The nuns, like most other characters, were garbed in the sartorial hyperbole of Federico Fellini’s 1976 film Casanova. Moidele Bickel, who passed away while working on the designs, and Eva Dessecker, encrusted the cast in spendour. They even reproduced specific costumes from the film, such as the gold-and-silver insectoid outfit for the Dancing Master, in which Peter Hoare performed some embarrassingly silly moves. It was not clear how Breth’s tribute to Fellini served the opera, except as a superficial aesthetic glaze. Puccini’s sundry street characters in Act I were transformed into an immobile masked chorus in black.
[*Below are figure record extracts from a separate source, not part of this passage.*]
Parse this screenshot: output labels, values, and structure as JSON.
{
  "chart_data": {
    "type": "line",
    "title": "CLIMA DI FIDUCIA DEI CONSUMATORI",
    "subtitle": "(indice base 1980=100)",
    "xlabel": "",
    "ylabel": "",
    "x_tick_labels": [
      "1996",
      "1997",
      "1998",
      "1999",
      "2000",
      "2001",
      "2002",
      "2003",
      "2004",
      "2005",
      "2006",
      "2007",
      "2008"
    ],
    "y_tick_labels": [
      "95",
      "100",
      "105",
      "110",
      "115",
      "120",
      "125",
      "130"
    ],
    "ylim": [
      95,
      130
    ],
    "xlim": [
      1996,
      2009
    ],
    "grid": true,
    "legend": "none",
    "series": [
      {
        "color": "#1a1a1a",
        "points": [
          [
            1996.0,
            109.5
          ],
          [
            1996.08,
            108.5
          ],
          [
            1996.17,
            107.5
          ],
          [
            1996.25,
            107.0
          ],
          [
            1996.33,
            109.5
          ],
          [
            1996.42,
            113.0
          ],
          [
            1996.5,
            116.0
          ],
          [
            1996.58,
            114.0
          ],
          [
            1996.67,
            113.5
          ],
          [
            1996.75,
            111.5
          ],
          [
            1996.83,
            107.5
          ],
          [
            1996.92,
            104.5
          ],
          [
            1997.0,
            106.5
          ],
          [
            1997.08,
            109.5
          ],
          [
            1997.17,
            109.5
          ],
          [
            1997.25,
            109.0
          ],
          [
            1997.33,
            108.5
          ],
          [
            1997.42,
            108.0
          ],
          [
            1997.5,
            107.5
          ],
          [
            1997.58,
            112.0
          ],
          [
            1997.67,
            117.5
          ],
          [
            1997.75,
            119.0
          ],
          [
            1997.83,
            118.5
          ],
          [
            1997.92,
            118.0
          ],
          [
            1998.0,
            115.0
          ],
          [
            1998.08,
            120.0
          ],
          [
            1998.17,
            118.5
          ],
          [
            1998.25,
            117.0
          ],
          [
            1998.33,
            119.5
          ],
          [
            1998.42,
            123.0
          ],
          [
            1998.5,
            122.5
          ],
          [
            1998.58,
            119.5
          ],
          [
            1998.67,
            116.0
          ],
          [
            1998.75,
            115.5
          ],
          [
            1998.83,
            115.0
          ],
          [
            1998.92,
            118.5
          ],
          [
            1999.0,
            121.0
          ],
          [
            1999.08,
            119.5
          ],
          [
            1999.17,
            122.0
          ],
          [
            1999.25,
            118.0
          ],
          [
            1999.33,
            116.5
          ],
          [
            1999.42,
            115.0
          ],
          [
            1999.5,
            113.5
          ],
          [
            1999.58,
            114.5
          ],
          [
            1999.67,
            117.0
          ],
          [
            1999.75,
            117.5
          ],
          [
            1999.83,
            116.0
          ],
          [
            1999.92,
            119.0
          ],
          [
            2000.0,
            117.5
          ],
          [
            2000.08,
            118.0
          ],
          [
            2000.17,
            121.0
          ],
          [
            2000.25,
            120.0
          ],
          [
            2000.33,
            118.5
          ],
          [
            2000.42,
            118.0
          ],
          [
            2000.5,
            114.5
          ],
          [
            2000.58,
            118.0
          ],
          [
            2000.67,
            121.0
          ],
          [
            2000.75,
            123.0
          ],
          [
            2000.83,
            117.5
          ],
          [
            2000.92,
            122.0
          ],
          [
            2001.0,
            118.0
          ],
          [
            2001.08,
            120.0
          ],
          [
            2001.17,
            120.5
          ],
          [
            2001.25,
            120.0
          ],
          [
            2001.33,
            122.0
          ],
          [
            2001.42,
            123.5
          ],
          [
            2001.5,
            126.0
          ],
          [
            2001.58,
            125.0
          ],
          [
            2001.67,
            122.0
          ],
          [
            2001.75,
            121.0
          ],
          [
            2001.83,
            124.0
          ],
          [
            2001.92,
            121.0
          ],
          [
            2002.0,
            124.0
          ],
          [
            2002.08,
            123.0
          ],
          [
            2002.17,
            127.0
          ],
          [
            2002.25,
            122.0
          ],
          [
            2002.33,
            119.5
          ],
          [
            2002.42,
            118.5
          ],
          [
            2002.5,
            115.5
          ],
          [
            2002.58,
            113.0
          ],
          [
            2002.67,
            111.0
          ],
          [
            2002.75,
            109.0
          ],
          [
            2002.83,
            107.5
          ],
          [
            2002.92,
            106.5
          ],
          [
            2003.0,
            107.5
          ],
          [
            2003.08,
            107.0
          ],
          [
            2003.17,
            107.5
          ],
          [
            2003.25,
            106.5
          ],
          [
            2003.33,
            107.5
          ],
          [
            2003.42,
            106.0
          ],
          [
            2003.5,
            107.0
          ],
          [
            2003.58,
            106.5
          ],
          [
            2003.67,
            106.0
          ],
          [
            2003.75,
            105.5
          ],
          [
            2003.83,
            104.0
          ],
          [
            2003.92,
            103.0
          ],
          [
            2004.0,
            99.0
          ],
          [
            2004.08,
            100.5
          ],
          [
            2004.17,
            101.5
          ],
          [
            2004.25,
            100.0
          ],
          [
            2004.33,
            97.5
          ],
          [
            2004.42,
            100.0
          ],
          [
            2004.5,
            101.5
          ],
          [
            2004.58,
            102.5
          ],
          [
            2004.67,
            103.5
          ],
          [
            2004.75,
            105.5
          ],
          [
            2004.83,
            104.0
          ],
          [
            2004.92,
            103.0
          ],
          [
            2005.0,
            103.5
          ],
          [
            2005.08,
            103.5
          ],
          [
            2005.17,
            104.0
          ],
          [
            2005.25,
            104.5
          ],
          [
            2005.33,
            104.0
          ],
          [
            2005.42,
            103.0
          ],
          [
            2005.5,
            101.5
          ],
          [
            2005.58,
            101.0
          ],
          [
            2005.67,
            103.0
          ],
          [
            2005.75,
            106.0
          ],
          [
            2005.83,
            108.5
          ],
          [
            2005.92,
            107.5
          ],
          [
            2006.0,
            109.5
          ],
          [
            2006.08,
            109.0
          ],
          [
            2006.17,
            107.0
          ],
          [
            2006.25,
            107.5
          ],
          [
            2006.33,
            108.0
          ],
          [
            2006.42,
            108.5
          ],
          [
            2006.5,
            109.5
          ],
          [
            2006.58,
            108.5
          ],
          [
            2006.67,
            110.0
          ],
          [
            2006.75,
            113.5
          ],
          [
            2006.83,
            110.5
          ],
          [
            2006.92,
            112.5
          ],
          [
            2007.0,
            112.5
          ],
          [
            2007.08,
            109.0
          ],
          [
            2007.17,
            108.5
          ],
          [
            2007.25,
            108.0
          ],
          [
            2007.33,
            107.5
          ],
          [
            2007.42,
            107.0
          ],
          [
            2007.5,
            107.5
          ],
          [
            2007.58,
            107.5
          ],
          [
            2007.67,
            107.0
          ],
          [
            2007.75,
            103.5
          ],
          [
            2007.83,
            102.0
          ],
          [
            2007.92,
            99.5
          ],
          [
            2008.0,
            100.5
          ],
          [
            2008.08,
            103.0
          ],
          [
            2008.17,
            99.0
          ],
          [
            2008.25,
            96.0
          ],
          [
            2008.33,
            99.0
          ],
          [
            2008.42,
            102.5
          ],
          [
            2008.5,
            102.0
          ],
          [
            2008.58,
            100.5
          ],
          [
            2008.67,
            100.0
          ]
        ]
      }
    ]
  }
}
They suggested the clergy, Des Grieux’s designated destiny before fatal attraction intervenes, and also carrion crow waiting to feed on Manon’s corpse. Four acts later, the production had not explored these themes any further. Dance doubles casting Manon as a victim of male violence and other distractions were just more signposts to nowhere. In the meantime, the supposedly entangled lovers circled each other as if they feared contracting the plague. By the time they fell into each other’s arms on the sand dunes, nobody really cared whether they survived or were devoured by scavengers.

Jenny Camilleri


Cast and production information:

Manon Lescaut: Eva-Maria Westbroek; The Chevalier Des Grieux: Stefano La Colla; Lescaut: Thomas Oliemans; Geronte di Ravoir: Alain Coulombe; Edmondo/A Lamplighter: Alessandro Scotto di Luzio; The Innkeeper/Sergeant of the Royal Archers: Guillaume Antoine; The Dancing Master: Peter Hoare; A Captain in the Navy: Lukas Jakobski; A Singer: Eva Kroon. Dutch National Opera Chorus, Netherlands Philharmonic Orchestra. Conductor: Alexander Joel; Director: Andrea Breth; Set Designer: Martin Zehetgruber; Costume Designer: Moidele Bickel † & Eva Dessecker; Make-up: Cécile Kretschmar; Lighting Designer: Alexander Koppelmann. Seen at Dutch National Opera & Ballet, Amsterdam, on Monday, 10th October 2016.